Мир действительно замер, лишь паучок неожиданности щекотно помчался по спине. Словно со стороны он наблюдал, как Пастор, в своем нелепом халате с росписью и огромных черных наушниках похожий свихнувшегося доктора, стоит на пороге, простерев руки в стороны, а Альба пытается вывернуться из-под Крота, застывшего в самой что ни на есть стремной позиции — так и врезал бы по заднице! — и спина Сереги лоснится от пота…
Время превратилось в вязкий кисель, в котором копошится герцогиня, пытается остановить свое поступательное движение Крот, и все медленнее, ватнее движения. И Матрена осторожно выглядывает из-за косяка. И реют полы пасторова халата…
Наконец герцогине удается выбраться, хотя сдвинуть тушу в шесть пудов, да еще неподвижную как бревно — воистину задача не из легких. Двигалась она не совсем уверенно, но уже выставила перед собой руки со скрюченными пальцами, и вот закружилась с Пастором по комнате в медленном, но смертельно опасном — это Фантик понимает по суете паучков уже по всему телу — танце.
У Пастора милицейский шокер, которыми он пытается достать Альбу, но без особого успеха — кажется он тоже двигался с усилием, словно завороженный собственным воплем. Разрядник потрескивает еле слышно. А может это лишь кажется…
И запоздалая, но от этого не менее острая боль взрывает локоть все-таки ушиб, как не берегся.
Толяныч выпал из течения времени, но Фантик, не обращая внимания на кисель и даже не пытаясь подняться, подтянул их общее тело, перекатился, захлестнутый яростью, воспаленный ею, взревел от боли:
— Ой, бля, сука рваная!!! — заставив всех замереть окончательно и бесповоротно. Лишь Крот дернулся конвульсивно, словно в электрическую розетку пальцем угодил.

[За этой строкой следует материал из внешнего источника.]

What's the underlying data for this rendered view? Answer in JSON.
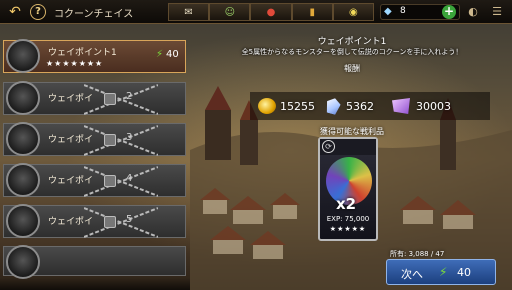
{
  "header": {
    "title": "コクーンチェイス",
    "back_icon": "back-arrow-icon",
    "help_label": "?",
    "tabs": [
      {
        "icon": "mail-icon"
      },
      {
        "icon": "friends-icon"
      },
      {
        "icon": "gift-icon"
      },
      {
        "icon": "bookmark-icon"
      },
      {
        "icon": "chat-icon"
      }
    ],
    "gems": "8",
    "plus_label": "+"
  },
  "waypoints": [
    {
      "label": "ウェイポイント1",
      "stars": "★★★★★★★",
      "energy": "40",
      "selected": true,
      "locked": false
    },
    {
      "label": "ウェイポイ",
      "lock_num": "2",
      "locked": true
    },
    {
      "label": "ウェイポイ",
      "lock_num": "3",
      "locked": true
    },
    {
      "label": "ウェイポイ",
      "lock_num": "4",
      "locked": true
    },
    {
      "label": "ウェイポイ",
      "lock_num": "5",
      "locked": true
    }
  ],
  "detail": {
    "title": "ウェイポイント1",
    "description": "全5属性からなるモンスターを倒して伝説のコクーンを手に入れよう！",
    "reward_label": "報酬",
    "rewards": {
      "coins": "15255",
      "crystals": "5362",
      "badges": "30003"
    },
    "drop_label": "獲得可能な戦利品",
    "card": {
      "multiplier": "x2",
      "exp": "EXP: 75,000",
      "stars": "★★★★★"
    },
    "owned": "所有: 3,088 / 47",
    "next_label": "次へ",
    "next_cost": "40"
  },
  "colors": {
    "accent_green": "#7adb3a",
    "button_blue": "#2c56a0",
    "selected_row": "#5a3a28"
  }
}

Альба застыла. Замерла, окаменела…
Пастор, тот даже на миг опустил шокер…
И пользуясь моментом, Фантик сильно подбил рыжую герцогиню под колени, а Матрена с диким мявом сиганула ей на спину и впилась всеми когтями. Альба заорала благим матом, и тут же Пастор двумя быстрыми движениями коснулся ее плеч, легкий треск, и когда она опустила парализованные руки, третье касание пришлось чуть выше солнечного сплетения.
Герцогиня мешком рухнула на пол.
16
Толяныч пытался сварганить подобие завтрака, хотя какой может быть завтрак в четыре утра, иногда удивленно осматриваясь вокруг и еще не веря, что его внутренние операционки опять синхронизировались. Он вновь и вновь переживал, как почувствовал паралич, тело не подчинялось совсем, и тем не менее он сделал то, что сделал. Сознание в тот момент раздвоилось полностью, и он мог лишь пассивно наблюдать, как тело действует без всякого его участия. Фантик!!! Иного объяснения он придумать не мог. Но ведь Фантик лишь виртуальный клон! Он не может, не должен управлять телом. А вот поди ж ты.
Со стороны Толяныч чем-то напоминал сам себе новорожденного.
Пастор возился в ванной — что-то делал с герцогиней, она орала, как резаная, а Крот, уже облаченный в свои семейные трусы, сидел в кухне, прихлебывал виски прямо из горла и страшно, но невнятно матерился. Видимо, это помогало ему выйти из ступора.